Spotted by GameRant, the Alt Motion Controller by PLA Labs is definitely one of the more unique looking peripherals I’ve seen in a while. Though it replaces a keyboard, it doesn’t have any keys, and instead features a three joystick design with a programmable analogue wheel. One joystick is positioned in the front centre, acting as the primary control with the other two below and off to either side. The analogue wheel, which can also be used for driving games, is around this primary stick and everything is reachable with one hand. It’s also ambidextrous, so it doesn’t matter which hand that is.
The idea seems to be mostly that keyboards weren’t really ever made for gaming. They were originally made for typing, so having a bunch of letters laid out makes sense but not so much when you think about moving a character around a screen. That being said, PLA Labs states that this is actually faster than typing on a keyboard so maybe they’re not just coming for our gaming peripherals.

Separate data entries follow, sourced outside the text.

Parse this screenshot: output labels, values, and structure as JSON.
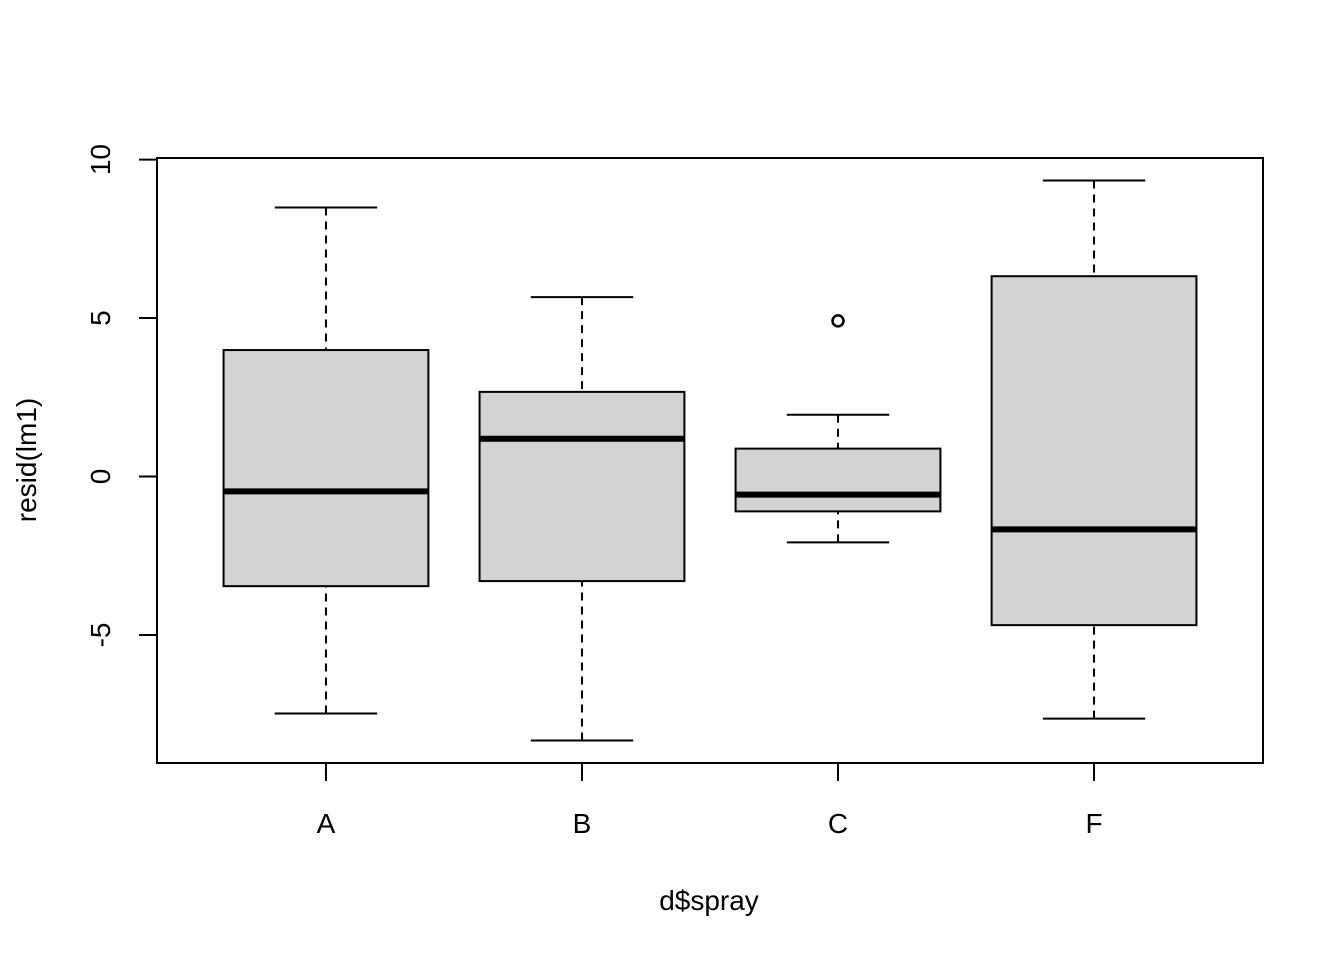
{
  "chart_data": {
    "type": "boxplot",
    "x_label": "d$spray",
    "y_label": "resid(lm1)",
    "categories": [
      "A",
      "B",
      "C",
      "F"
    ],
    "whisker_low": [
      -7.48,
      -8.33,
      -2.08,
      -7.64
    ],
    "q1": [
      -3.46,
      -3.3,
      -1.1,
      -4.69
    ],
    "median": [
      -0.47,
      1.19,
      -0.57,
      -1.67
    ],
    "q3": [
      3.99,
      2.67,
      0.88,
      6.32
    ],
    "whisker_high": [
      8.49,
      5.66,
      1.95,
      9.34
    ],
    "outliers": [
      [],
      [],
      [
        4.91
      ],
      []
    ],
    "color": "#d3d3d3",
    "ylim": [
      -9.04,
      10.05
    ],
    "yticks": [
      -5,
      0,
      5,
      10
    ]
  }
}
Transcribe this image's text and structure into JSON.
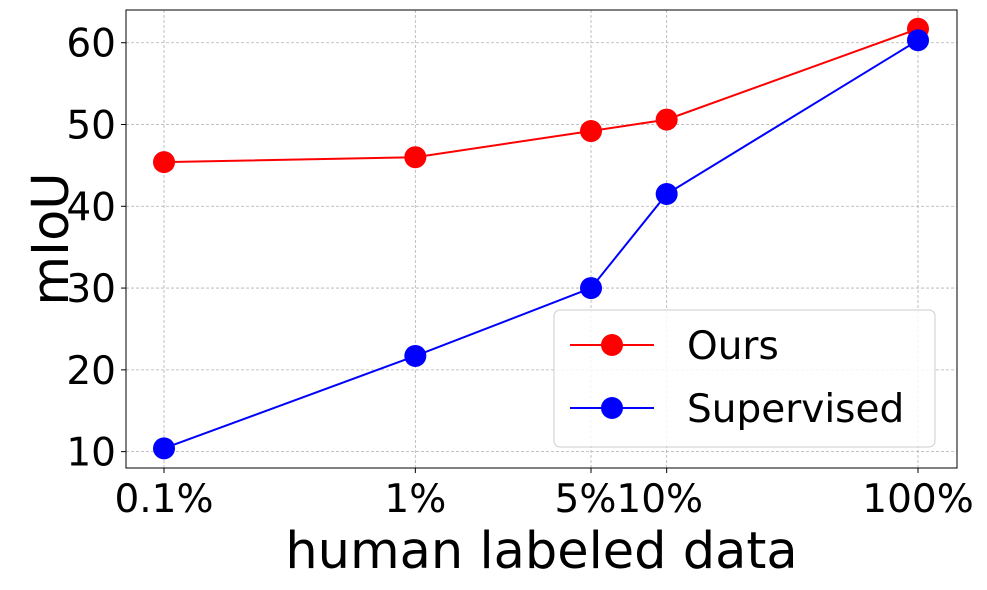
{
  "chart_data": {
    "type": "line",
    "title": "",
    "xlabel": "human labeled data",
    "ylabel": "mIoU",
    "x_scale": "log",
    "categories": [
      "0.1%",
      "1%",
      "5%",
      "10%",
      "100%"
    ],
    "x": [
      0.1,
      1,
      5,
      10,
      100
    ],
    "x_tick_labels": [
      "0.1%",
      "1%",
      "5%10%",
      "100%"
    ],
    "x_tick_values": [
      0.1,
      1,
      7.07,
      100
    ],
    "ylim": [
      8,
      64
    ],
    "y_ticks": [
      10,
      20,
      30,
      40,
      50,
      60
    ],
    "grid": true,
    "legend_position": "lower-right",
    "series": [
      {
        "name": "Ours",
        "color": "#ff0000",
        "marker": "circle",
        "values": [
          45.4,
          46.0,
          49.2,
          50.6,
          61.7
        ]
      },
      {
        "name": "Supervised",
        "color": "#0000ff",
        "marker": "circle",
        "values": [
          10.4,
          21.7,
          30.0,
          41.5,
          60.3
        ]
      }
    ]
  }
}
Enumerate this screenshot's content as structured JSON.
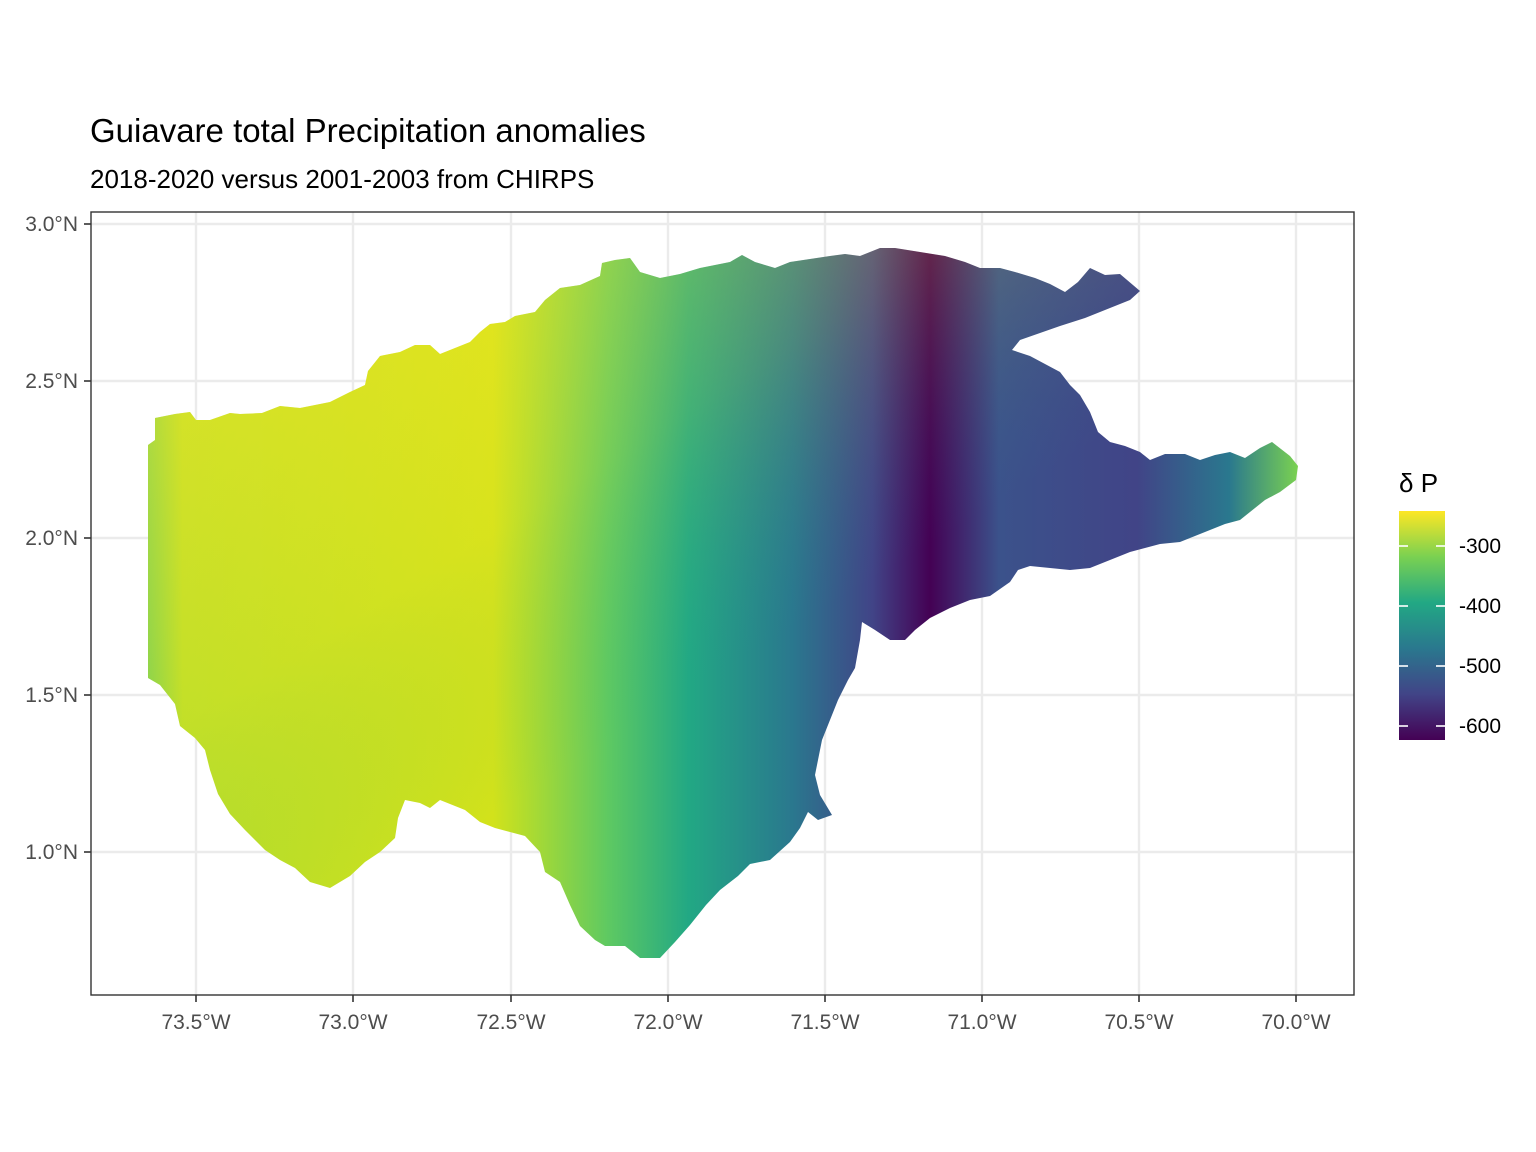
{
  "title": "Guiavare total Precipitation anomalies",
  "subtitle": "2018-2020 versus 2001-2003 from CHIRPS",
  "map": {
    "region": "Guiavare",
    "variable": "total precipitation anomaly",
    "x_ticks": [
      "73.5°W",
      "73.0°W",
      "72.5°W",
      "72.0°W",
      "71.5°W",
      "71.0°W",
      "70.5°W",
      "70.0°W"
    ],
    "y_ticks": [
      "3.0°N",
      "2.5°N",
      "2.0°N",
      "1.5°N",
      "1.0°N"
    ],
    "lon_range": [
      -73.84,
      -69.82
    ],
    "lat_range": [
      0.55,
      3.04
    ],
    "grid": true,
    "legend": {
      "title": "δ P",
      "placement": "right",
      "palette": "viridis",
      "labels": [
        "-300",
        "-400",
        "-500",
        "-600"
      ],
      "colors": [
        "#440154",
        "#414487",
        "#2a788e",
        "#22a884",
        "#7ad151",
        "#fde725"
      ]
    }
  }
}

Despite being a pretty huge leap from what most of us are used to, PLA Labs claims the controller can be learned fairly quickly, even for those with years of muscle memory in keyboards. Because there’s no need to move the fingers or hand to a specific location, there’s less to remember making for a hopefully intuitive experience. It’s a bit hard to believe, looking at the thing, but I’d be keen to give it a try. I doubt it can make my aim any worse.

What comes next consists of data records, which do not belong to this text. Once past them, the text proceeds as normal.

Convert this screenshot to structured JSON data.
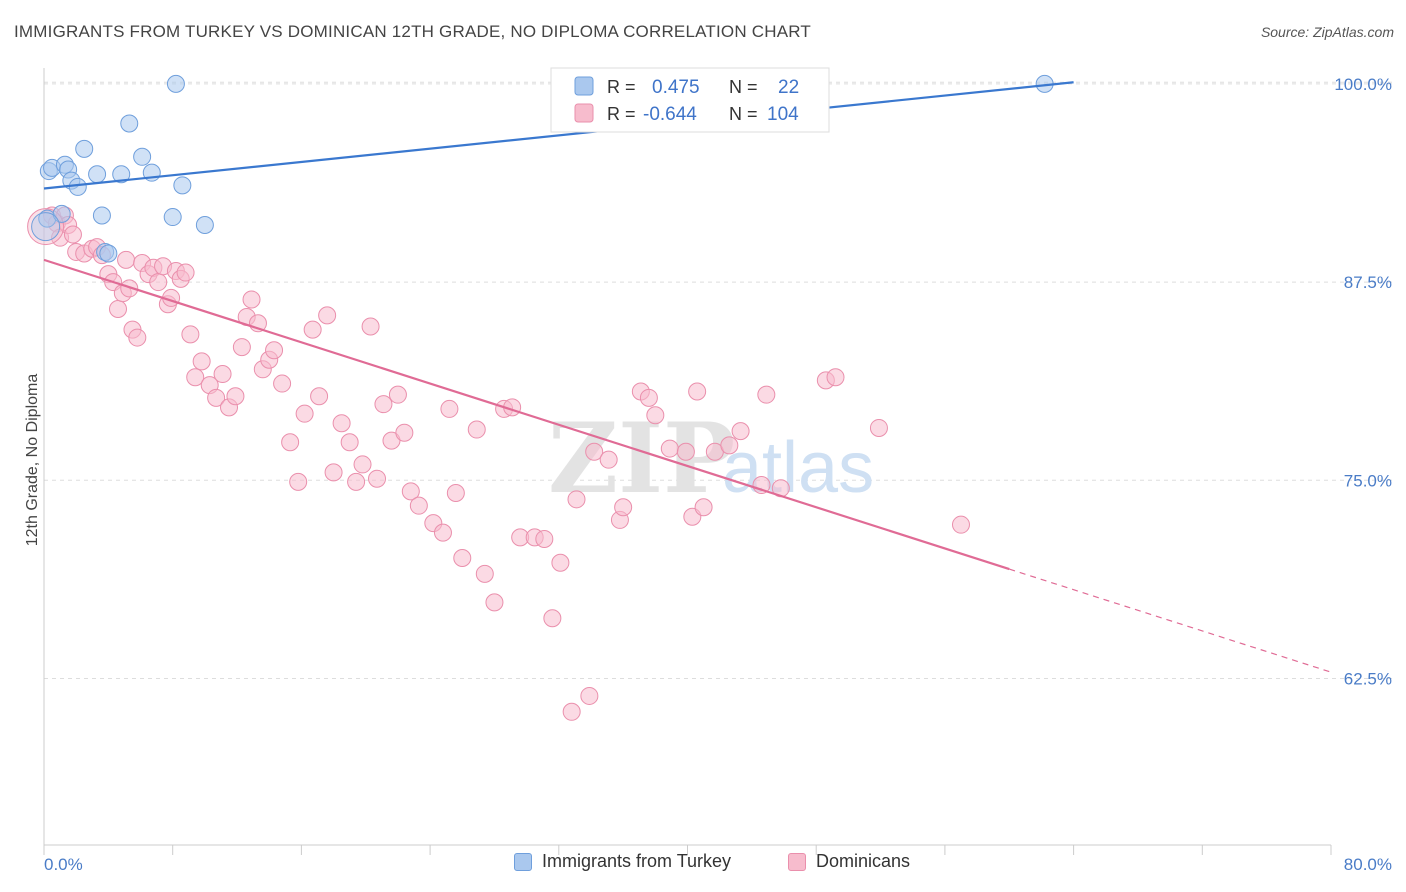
{
  "header": {
    "title": "IMMIGRANTS FROM TURKEY VS DOMINICAN 12TH GRADE, NO DIPLOMA CORRELATION CHART",
    "source": "Source: ZipAtlas.com"
  },
  "watermark": {
    "zip": "ZIP",
    "atlas": "atlas"
  },
  "colors": {
    "blue_fill": "#aac8ee",
    "blue_stroke": "#6f9fdc",
    "blue_line": "#3a78cf",
    "pink_fill": "#f7bccd",
    "pink_stroke": "#ea8fac",
    "pink_line": "#e06b95",
    "text_blue": "#3f74c9",
    "grid": "#dddddd"
  },
  "legend_top": [
    {
      "r_label": "R =",
      "r_value": "0.475",
      "n_label": "N =",
      "n_value": "22"
    },
    {
      "r_label": "R =",
      "r_value": "-0.644",
      "n_label": "N =",
      "n_value": "104"
    }
  ],
  "chart_data": {
    "type": "scatter",
    "title": "IMMIGRANTS FROM TURKEY VS DOMINICAN 12TH GRADE, NO DIPLOMA CORRELATION CHART",
    "xlabel": "",
    "ylabel": "12th Grade, No Diploma",
    "x_tick_labels": [
      "0.0%",
      "80.0%"
    ],
    "y_tick_labels": [
      "100.0%",
      "87.5%",
      "75.0%",
      "62.5%"
    ],
    "y_ticks": [
      100.0,
      87.5,
      75.0,
      62.5
    ],
    "xlim": [
      0,
      80
    ],
    "ylim": [
      52,
      101
    ],
    "grid": true,
    "legend_position": "bottom",
    "series": [
      {
        "name": "Immigrants from Turkey",
        "r": 0.475,
        "n": 22,
        "trend": {
          "x": [
            0,
            64
          ],
          "y": [
            93.4,
            100.1
          ]
        },
        "x": [
          0.3,
          0.5,
          1.3,
          1.5,
          1.7,
          2.1,
          2.5,
          3.3,
          3.6,
          3.8,
          4.8,
          5.3,
          6.1,
          6.7,
          8.0,
          8.2,
          8.6,
          10.0,
          62.2,
          0.2,
          1.1,
          4.0
        ],
        "y": [
          94.5,
          94.7,
          94.9,
          94.6,
          93.9,
          93.5,
          95.9,
          94.3,
          91.7,
          89.4,
          94.3,
          97.5,
          95.4,
          94.4,
          91.6,
          100.0,
          93.6,
          91.1,
          100.0,
          91.5,
          91.8,
          89.3
        ]
      },
      {
        "name": "Dominicans",
        "r": -0.644,
        "n": 104,
        "trend": {
          "x": [
            0,
            60
          ],
          "y": [
            88.9,
            69.4
          ]
        },
        "trend_dashed": {
          "x": [
            60,
            80
          ],
          "y": [
            69.4,
            62.9
          ]
        },
        "x": [
          0.5,
          0.8,
          1.0,
          1.3,
          1.5,
          1.8,
          2.0,
          2.5,
          3.0,
          3.3,
          3.6,
          4.0,
          4.3,
          4.6,
          4.9,
          5.1,
          5.3,
          5.5,
          5.8,
          6.1,
          6.5,
          6.8,
          7.1,
          7.4,
          7.7,
          7.9,
          8.2,
          8.5,
          8.8,
          9.1,
          9.4,
          9.8,
          10.3,
          10.7,
          11.1,
          11.5,
          11.9,
          12.3,
          12.6,
          12.9,
          13.3,
          13.6,
          14.0,
          14.3,
          14.8,
          15.3,
          15.8,
          16.2,
          16.7,
          17.1,
          17.6,
          18.0,
          18.5,
          19.0,
          19.4,
          19.8,
          20.3,
          20.7,
          21.1,
          21.6,
          22.0,
          22.4,
          22.8,
          23.3,
          24.2,
          24.8,
          25.2,
          25.6,
          26.0,
          26.9,
          27.4,
          28.0,
          28.6,
          29.1,
          29.6,
          30.5,
          31.1,
          31.6,
          32.1,
          32.8,
          33.1,
          33.9,
          34.2,
          35.1,
          35.8,
          36.0,
          37.1,
          37.6,
          38.0,
          38.9,
          39.9,
          40.3,
          40.6,
          41.0,
          41.7,
          42.6,
          43.3,
          44.6,
          44.9,
          45.8,
          48.6,
          49.2,
          51.9,
          57.0
        ],
        "y": [
          91.7,
          91.2,
          90.3,
          91.7,
          91.1,
          90.5,
          89.4,
          89.3,
          89.6,
          89.7,
          89.2,
          88.0,
          87.5,
          85.8,
          86.8,
          88.9,
          87.1,
          84.5,
          84.0,
          88.7,
          88.0,
          88.4,
          87.5,
          88.5,
          86.1,
          86.5,
          88.2,
          87.7,
          88.1,
          84.2,
          81.5,
          82.5,
          81.0,
          80.2,
          81.7,
          79.6,
          80.3,
          83.4,
          85.3,
          86.4,
          84.9,
          82.0,
          82.6,
          83.2,
          81.1,
          77.4,
          74.9,
          79.2,
          84.5,
          80.3,
          85.4,
          75.5,
          78.6,
          77.4,
          74.9,
          76.0,
          84.7,
          75.1,
          79.8,
          77.5,
          80.4,
          78.0,
          74.3,
          73.4,
          72.3,
          71.7,
          79.5,
          74.2,
          70.1,
          78.2,
          69.1,
          67.3,
          79.5,
          79.6,
          71.4,
          71.4,
          71.3,
          66.3,
          69.8,
          60.4,
          73.8,
          61.4,
          76.8,
          76.3,
          72.5,
          73.3,
          80.6,
          80.2,
          79.1,
          77.0,
          76.8,
          72.7,
          80.6,
          73.3,
          76.8,
          77.2,
          78.1,
          74.7,
          80.4,
          74.5,
          81.3,
          81.5,
          78.3,
          72.2
        ]
      }
    ]
  },
  "legend_bottom": [
    {
      "label": "Immigrants from Turkey"
    },
    {
      "label": "Dominicans"
    }
  ]
}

If it works as advertised, the PLA Labs Alt Motion Controller is looking to make a change to the keyboard and mouse stronghold on PC gaming and I’m here for it. This controller looks like it could be wonderful for accessibility needs, and might even help folks like me with RSI. The Alt Motion Controller should be available later this year, and is looking to retail at $250 USD which is about the same as a higher end gaming keyboard it could be looking to replace.